Effects of inflammatory mediators on canine airway neuromuscular function.

Abstract

Inflammatory mediators can both enhance or inhibit canine airway reactivity. PGE2 and PGI2 in general are inhibitory, interfering with release of acetylcholine and with responses to bronchoconstrictors. These prostaglandins may be more effective against agonists that open voltage-dependent Ca2+ channels to induce Ca2+ influx and contraction compared with those agonists that release internal Ca2+. Other mediators are excitatory: histamine, PGD2, thromboxane A2 (TxA2), and leukotrienes (LT) C4, D4, and E4. In canine airway only histamine and TxA2 have effects in the absence of indomethacin, i.e., in the presence of the large amounts of PGE2 and PGI2 produced in vitro LTs are ineffective.

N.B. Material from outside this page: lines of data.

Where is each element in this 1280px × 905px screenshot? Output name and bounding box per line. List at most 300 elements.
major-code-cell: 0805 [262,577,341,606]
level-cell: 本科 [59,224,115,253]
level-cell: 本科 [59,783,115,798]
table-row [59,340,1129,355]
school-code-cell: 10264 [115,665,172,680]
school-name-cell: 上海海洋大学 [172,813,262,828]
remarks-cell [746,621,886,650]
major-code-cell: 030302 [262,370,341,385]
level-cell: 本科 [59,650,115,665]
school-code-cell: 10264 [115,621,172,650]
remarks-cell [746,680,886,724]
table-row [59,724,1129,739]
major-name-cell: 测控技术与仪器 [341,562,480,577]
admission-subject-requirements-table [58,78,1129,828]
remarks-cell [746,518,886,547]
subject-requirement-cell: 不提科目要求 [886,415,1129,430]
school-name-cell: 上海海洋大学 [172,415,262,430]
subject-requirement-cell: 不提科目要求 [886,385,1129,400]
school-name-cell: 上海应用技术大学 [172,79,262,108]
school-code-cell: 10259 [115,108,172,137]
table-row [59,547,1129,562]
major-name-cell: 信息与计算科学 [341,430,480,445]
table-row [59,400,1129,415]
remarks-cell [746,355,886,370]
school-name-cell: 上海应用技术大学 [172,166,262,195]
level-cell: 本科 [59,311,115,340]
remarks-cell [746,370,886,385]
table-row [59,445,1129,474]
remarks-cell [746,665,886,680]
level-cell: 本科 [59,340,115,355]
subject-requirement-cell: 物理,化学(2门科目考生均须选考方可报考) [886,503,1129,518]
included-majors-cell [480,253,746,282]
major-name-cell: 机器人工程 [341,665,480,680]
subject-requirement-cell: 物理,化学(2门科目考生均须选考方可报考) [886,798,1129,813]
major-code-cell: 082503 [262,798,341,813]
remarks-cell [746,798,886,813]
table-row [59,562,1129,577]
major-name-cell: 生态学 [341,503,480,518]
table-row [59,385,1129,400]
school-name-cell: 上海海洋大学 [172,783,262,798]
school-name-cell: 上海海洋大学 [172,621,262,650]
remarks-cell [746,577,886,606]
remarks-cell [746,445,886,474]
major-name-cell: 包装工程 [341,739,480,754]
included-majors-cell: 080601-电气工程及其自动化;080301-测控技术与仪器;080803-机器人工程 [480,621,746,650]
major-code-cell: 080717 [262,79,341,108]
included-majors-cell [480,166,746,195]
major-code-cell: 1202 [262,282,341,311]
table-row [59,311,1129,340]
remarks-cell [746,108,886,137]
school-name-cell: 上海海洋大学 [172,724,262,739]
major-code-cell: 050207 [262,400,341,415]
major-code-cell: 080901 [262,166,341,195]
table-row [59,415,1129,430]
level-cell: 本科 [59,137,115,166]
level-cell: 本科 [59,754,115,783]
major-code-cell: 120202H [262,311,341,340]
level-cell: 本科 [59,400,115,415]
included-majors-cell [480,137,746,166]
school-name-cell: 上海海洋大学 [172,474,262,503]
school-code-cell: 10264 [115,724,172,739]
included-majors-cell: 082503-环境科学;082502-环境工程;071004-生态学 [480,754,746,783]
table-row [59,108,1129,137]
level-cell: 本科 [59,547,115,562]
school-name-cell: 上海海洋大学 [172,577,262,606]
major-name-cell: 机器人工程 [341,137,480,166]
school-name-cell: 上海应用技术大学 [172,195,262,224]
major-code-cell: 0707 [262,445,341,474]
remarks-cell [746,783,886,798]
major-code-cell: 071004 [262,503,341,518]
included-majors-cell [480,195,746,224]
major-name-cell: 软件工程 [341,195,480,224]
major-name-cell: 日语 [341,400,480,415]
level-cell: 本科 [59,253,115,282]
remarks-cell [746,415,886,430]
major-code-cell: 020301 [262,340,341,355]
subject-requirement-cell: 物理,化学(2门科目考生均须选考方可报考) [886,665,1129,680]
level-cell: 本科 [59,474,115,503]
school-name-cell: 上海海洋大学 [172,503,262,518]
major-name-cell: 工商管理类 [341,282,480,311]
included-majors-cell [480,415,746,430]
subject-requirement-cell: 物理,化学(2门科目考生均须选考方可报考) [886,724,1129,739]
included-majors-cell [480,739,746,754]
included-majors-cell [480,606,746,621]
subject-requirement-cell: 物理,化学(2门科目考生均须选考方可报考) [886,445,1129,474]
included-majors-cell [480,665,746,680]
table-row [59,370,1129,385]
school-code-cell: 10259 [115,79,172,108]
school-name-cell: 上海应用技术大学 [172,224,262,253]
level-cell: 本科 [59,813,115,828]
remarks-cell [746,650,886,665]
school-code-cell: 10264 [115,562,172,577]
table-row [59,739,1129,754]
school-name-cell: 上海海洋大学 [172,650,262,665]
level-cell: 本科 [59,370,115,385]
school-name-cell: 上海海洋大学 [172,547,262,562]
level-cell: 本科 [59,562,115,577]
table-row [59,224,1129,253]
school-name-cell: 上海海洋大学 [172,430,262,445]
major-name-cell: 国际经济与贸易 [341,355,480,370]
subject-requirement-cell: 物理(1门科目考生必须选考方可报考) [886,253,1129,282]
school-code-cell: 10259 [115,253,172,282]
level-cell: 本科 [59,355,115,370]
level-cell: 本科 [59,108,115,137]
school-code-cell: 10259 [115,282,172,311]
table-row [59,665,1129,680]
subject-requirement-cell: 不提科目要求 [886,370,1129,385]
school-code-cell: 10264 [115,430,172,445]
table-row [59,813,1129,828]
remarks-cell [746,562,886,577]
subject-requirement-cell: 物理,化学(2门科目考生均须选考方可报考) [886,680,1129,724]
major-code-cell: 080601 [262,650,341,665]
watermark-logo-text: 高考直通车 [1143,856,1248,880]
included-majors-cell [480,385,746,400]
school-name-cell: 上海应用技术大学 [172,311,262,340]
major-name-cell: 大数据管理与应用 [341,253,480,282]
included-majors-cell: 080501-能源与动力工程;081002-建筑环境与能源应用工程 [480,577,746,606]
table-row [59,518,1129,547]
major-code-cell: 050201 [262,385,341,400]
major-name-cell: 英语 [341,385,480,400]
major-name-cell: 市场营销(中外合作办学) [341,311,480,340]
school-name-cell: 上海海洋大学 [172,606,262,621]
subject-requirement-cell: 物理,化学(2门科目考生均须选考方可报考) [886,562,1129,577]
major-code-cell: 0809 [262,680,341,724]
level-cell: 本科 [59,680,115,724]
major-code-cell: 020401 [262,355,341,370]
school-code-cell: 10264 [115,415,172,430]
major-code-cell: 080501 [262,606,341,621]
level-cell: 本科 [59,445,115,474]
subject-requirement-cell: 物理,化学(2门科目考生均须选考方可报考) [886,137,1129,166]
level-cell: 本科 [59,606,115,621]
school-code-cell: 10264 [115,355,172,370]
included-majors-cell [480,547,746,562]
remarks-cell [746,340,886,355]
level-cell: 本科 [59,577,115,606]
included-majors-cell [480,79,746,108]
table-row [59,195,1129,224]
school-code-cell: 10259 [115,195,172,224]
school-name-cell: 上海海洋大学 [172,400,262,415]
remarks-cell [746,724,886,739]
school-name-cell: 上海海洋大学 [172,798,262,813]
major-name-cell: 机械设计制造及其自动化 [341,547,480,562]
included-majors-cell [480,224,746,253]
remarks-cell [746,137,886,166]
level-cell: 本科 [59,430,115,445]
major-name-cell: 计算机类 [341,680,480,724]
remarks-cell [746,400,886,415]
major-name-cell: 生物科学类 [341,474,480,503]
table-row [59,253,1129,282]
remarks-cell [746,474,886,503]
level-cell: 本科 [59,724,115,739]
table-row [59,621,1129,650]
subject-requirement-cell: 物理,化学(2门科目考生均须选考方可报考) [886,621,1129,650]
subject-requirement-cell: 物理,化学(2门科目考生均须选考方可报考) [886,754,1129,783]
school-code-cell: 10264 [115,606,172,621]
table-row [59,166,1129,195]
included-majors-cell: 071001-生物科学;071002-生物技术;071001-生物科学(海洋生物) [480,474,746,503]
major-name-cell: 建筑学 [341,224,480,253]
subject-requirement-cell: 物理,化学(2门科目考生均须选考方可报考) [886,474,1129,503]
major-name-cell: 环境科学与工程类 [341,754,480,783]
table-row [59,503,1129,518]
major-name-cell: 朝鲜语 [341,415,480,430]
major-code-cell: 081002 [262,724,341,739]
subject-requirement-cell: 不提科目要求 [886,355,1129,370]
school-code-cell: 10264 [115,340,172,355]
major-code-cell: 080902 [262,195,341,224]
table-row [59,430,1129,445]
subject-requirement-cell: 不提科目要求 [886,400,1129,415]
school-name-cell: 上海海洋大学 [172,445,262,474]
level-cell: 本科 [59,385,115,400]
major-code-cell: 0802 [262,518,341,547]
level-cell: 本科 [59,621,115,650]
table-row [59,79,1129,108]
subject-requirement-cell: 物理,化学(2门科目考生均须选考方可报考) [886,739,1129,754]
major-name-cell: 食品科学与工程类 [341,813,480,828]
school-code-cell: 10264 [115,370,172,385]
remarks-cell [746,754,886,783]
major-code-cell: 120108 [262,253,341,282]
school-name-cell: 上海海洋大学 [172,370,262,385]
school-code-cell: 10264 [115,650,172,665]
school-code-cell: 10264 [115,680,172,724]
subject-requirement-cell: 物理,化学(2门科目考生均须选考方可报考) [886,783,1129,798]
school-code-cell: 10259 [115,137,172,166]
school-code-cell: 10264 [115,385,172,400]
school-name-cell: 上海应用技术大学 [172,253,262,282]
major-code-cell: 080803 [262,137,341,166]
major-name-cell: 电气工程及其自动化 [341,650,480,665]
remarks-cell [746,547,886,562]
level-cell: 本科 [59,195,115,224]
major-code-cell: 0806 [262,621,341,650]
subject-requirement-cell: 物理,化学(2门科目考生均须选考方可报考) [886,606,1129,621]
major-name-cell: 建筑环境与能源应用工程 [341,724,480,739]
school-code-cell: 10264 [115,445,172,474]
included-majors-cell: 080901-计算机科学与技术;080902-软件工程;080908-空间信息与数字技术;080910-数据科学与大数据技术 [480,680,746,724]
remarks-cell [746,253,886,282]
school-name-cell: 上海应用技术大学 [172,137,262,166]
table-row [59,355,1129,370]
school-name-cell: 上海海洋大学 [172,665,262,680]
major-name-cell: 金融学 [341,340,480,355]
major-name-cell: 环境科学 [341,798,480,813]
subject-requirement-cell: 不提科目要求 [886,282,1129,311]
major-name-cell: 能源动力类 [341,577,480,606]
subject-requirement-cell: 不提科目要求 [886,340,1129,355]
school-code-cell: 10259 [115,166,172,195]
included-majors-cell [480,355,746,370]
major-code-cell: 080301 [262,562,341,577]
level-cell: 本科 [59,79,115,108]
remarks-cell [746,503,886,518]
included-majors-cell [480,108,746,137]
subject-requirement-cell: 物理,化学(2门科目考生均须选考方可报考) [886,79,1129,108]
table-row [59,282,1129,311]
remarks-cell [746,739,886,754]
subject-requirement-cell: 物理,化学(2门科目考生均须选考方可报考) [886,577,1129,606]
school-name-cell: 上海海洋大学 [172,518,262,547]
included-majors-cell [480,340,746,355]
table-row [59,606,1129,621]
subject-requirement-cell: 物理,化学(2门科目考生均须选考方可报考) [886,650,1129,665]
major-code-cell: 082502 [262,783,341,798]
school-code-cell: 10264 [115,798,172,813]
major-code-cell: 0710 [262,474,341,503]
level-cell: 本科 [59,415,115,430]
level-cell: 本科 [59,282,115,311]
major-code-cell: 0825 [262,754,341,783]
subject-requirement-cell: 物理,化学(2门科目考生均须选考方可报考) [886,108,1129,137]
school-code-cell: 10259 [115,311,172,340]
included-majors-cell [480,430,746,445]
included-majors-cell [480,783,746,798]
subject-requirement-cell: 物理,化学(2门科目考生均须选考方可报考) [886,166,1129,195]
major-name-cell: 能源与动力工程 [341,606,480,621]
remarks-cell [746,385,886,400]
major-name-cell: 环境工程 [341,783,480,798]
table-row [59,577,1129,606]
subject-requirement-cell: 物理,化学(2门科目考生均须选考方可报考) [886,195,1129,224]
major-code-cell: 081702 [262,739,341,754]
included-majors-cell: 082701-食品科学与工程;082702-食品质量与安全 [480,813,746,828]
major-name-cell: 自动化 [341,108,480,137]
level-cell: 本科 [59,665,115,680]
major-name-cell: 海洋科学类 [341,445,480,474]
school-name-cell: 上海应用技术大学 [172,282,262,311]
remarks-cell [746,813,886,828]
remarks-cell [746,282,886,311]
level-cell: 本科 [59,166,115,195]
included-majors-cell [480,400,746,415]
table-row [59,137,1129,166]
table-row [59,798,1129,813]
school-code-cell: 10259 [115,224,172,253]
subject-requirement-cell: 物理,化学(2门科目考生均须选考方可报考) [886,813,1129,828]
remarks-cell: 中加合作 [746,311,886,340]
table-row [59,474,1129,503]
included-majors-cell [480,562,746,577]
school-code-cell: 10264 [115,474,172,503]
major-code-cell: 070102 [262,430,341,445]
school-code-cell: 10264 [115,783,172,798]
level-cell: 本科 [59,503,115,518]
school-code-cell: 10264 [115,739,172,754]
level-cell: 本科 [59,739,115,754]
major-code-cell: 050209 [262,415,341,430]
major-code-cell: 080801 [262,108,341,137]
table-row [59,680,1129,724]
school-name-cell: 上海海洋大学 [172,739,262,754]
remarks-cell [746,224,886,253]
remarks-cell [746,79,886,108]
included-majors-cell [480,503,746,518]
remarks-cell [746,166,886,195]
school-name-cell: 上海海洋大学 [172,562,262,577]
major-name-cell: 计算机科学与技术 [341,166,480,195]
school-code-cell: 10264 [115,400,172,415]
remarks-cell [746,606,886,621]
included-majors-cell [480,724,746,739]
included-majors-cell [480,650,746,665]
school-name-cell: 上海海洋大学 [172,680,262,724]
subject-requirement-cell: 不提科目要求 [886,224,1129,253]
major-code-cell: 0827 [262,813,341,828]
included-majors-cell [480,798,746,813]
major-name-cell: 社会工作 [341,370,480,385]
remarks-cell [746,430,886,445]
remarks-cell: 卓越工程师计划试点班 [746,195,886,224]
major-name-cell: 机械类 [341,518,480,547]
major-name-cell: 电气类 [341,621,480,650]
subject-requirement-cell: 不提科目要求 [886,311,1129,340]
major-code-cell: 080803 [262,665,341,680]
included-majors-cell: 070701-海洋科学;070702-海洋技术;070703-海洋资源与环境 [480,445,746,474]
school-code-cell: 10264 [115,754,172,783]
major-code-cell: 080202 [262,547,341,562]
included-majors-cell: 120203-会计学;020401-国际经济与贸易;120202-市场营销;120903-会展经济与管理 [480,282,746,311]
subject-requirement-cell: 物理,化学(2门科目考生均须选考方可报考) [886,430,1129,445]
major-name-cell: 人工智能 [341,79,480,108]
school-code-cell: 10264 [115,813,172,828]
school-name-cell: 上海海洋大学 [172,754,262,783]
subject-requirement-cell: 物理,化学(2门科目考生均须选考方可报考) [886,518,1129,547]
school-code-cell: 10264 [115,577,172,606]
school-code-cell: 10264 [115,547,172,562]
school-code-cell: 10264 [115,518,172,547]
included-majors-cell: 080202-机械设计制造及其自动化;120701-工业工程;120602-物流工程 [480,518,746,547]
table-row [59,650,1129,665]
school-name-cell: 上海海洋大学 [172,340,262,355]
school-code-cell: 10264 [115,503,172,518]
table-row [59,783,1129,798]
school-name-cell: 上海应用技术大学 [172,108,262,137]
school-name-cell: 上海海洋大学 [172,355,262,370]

Effects of TxA2 and histamine may be potentiated if the synthesis of these inhibitory PGs is inhibited. Whether histamine or TxA2 normally promote synthesis and release of PGE2 and PGI2 in a kind of homeostasis remains to be explored. It is also unclear whether pre- as well as post-junctional TxA2 receptors exist and have different pharmacological sensitivities to antagonists. LTC4 and LTD4 also constrict canine bronchi but only when PGE2 and PGI2 synthesis is blocked and, again, whether this is a result of LT-induced release of inhibitory mediators is unknown. The concept that airway responsiveness can be caused by turning off PGE2 and PGI2 production and turning on TxA2 or LT production (or unmasking their actions) needs further exploration. Our recent data suggest that such a mechanism may explain ozone-induced responsiveness in dogs.